Largely, Troubled Waters is a detective story about the search for a missing child. The plot throws various complications on the situation – the husband’s business partner and his wife are having an affair and hired a hitman to bump him off, the scheme going wrong as the hitman starts blackmailing them. Added to the mix is Jennifer Beals’ FBI agent who has psychic powers – that is to say she is a psychometrist and is able to read impressions from anything she touches. (In a major plotting convenience, it appears that the only things she is able to pick up are clues about the case, as opposed to say what her partner, neighbour or the person who sat in the seat before her might have done).

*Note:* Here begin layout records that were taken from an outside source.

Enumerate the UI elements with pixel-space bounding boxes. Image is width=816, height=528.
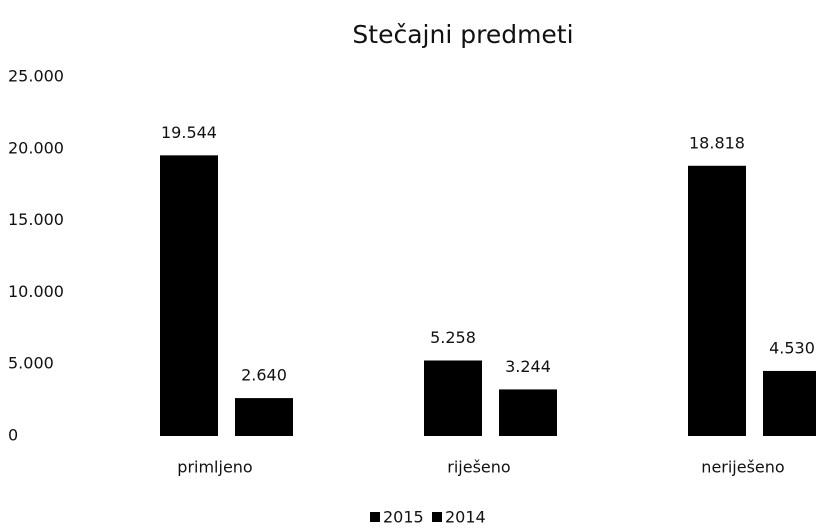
y-tick-label: 20.000 [8, 138, 64, 157]
legend-swatch [432, 512, 442, 522]
bar [424, 360, 482, 436]
chart-title: Stečajni predmeti [352, 20, 573, 49]
y-tick-label: 5.000 [8, 354, 54, 373]
bar [160, 155, 218, 437]
legend-label: 2014 [445, 508, 486, 527]
legend-label: 2015 [383, 508, 424, 527]
value-label: 18.818 [689, 133, 745, 152]
x-tick-label: neriješeno [701, 458, 784, 477]
value-label: 3.244 [505, 357, 551, 376]
bar [235, 398, 293, 436]
bar [763, 370, 816, 436]
x-tick-label: primljeno [177, 458, 252, 477]
value-label: 19.544 [161, 123, 217, 142]
bar [688, 165, 746, 437]
value-label: 2.640 [241, 366, 287, 385]
y-tick-label: 25.000 [8, 67, 64, 86]
x-tick-label: riješeno [447, 458, 510, 477]
value-label: 5.258 [430, 328, 476, 347]
y-tick-label: 15.000 [8, 210, 64, 229]
y-tick-label: 10.000 [8, 282, 64, 301]
legend-swatch [370, 512, 380, 522]
y-tick-label: 0 [8, 426, 18, 445]
bar [499, 389, 557, 436]
value-label: 4.530 [769, 338, 815, 357]
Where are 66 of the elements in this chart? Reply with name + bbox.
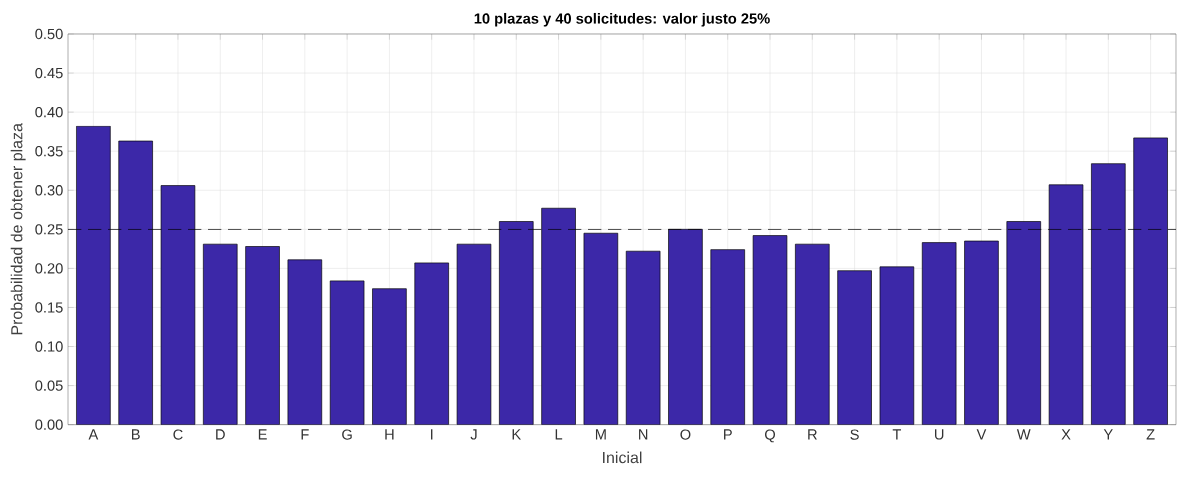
bar [1006, 221, 1041, 425]
bar [287, 259, 322, 425]
x-tick-label: I [431, 429, 433, 440]
bar [245, 246, 280, 425]
y-tick-label: 0.35 [35, 146, 63, 157]
x-tick-label: Z [1146, 429, 1155, 440]
bar [1049, 184, 1083, 425]
bar [1091, 163, 1126, 425]
x-tick-label: W [1016, 429, 1031, 440]
x-tick-label: G [342, 429, 352, 440]
bar [372, 288, 407, 425]
bar [583, 233, 618, 425]
x-tick-label: Q [765, 429, 776, 443]
bar [795, 244, 830, 425]
bar [837, 270, 872, 425]
x-tick-label: M [595, 429, 606, 440]
x-tick-label: D [216, 429, 225, 440]
bar [457, 244, 491, 425]
bar [330, 280, 365, 425]
x-tick-label: V [976, 429, 987, 440]
bar [668, 229, 703, 425]
chart-title: 10 plazas y 40 solicitudes: valor justo 25% [474, 12, 770, 27]
bar [879, 266, 914, 425]
y-tick-label: 0.05 [35, 380, 63, 391]
x-tick-label: B [132, 429, 140, 440]
x-tick-label: F [301, 429, 309, 440]
y-tick-label: 0.40 [35, 106, 63, 118]
y-tick-label: 0.20 [35, 263, 63, 274]
x-axis-title: Inicial [603, 451, 642, 464]
y-tick-label: 0.25 [35, 224, 63, 235]
y-tick-label: 0.15 [35, 302, 63, 313]
x-tick-label: E [258, 429, 267, 440]
bar [1133, 137, 1168, 425]
bar [753, 235, 787, 425]
bar [626, 251, 661, 425]
bar [499, 221, 534, 425]
x-tick-label: T [892, 429, 902, 440]
x-tick-label: X [1061, 429, 1071, 440]
bar [118, 141, 153, 425]
bar [414, 262, 449, 425]
x-tick-label: N [639, 429, 648, 440]
x-tick-label: U [935, 429, 944, 440]
y-tick-label: 0.00 [35, 419, 63, 430]
x-tick-label: H [385, 429, 394, 440]
bar [710, 249, 745, 425]
y-tick-label: 0.10 [35, 341, 63, 352]
bar [964, 241, 999, 425]
x-tick-label: A [88, 429, 99, 440]
x-tick-label: Y [1103, 429, 1113, 440]
x-tick-label: P [724, 429, 732, 440]
y-axis-title: Probabilidad de obtener plaza [10, 123, 26, 335]
bar [203, 244, 238, 425]
y-tick-label: 0.30 [35, 185, 63, 196]
bar [922, 242, 957, 425]
bar [76, 126, 111, 425]
bar [541, 208, 576, 425]
y-tick-label: 0.50 [35, 28, 63, 40]
x-tick-label: S [850, 429, 859, 440]
x-tick-label: C [173, 429, 183, 440]
x-tick-label: J [470, 429, 477, 440]
x-tick-label: O [680, 429, 691, 440]
x-tick-label: K [512, 429, 522, 440]
x-tick-label: L [555, 429, 563, 440]
bar [161, 185, 195, 425]
y-tick-label: 0.45 [35, 67, 63, 79]
x-tick-label: R [808, 429, 817, 440]
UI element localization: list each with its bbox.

The great disappointment about this is the utterly predictable way that everything transpires. The detective story never holds one gripped in suspense, nor surprises with any of its twists and revelations. [PLOT SPOILERS]. You can easily see the big revelation about the identity of the abductor/assassin coming. Once it becomes apparent that this is something that has been arranged by Mike, the plot starts to seem incredibly manipulative. Everything has been set up to mislead us into thinking that Ben is engaged in the abduction whereas in fact he is the dupe. If Jennifer Beals keeps getting flashes that point in the direction of Ben then why are her flashes so blind (or selective) that they fail to lead in the direction of Mike as well?

FBI agents Jonathan Goad and Jennifer Beals in Troubled Waters (2006)
FBI agents Jonathan Goad and Jennifer Beals

From a genre perspective, Troubled Waters is frustrating. It falls into a mini-genre of clairvoyant murder mysteries that includes films like Baffled! (1972), The Eyes of Charles Sand (1972), Visions (1972), Eyes of Laura Mars (1978), Double Exposure (1981), Cassandra (1987), Fear (1990), Sensation (1994), Hideaway (1995), A Deadly Vision (1997), After Alice (1999), In Dreams (1999), The Gift (2000), Murder Scene (2000), Empathy (2007), The Cell 2 (2009), Let Me Die Quietly (2009) and In/Sight (2011). Indeed, Jennifer Beals had gone through the clairvoyant murder mystery plot before in Dead On Sight (1994). (For a more detailed overview see Films About Clairvoyance and Precognition).

In all of these, the clairvoyance has no more of a role than say Sherlock Holmes’s deductive skills and is certainly never explored beyond gleaning the clues that are necessary to solving the central mystery. This is doubly frustrating in the case of Troubled Waters where the information gained from Jennifer Beals’ psychic flashes could have been rewritten as ordinary investigative legwork with zero effort.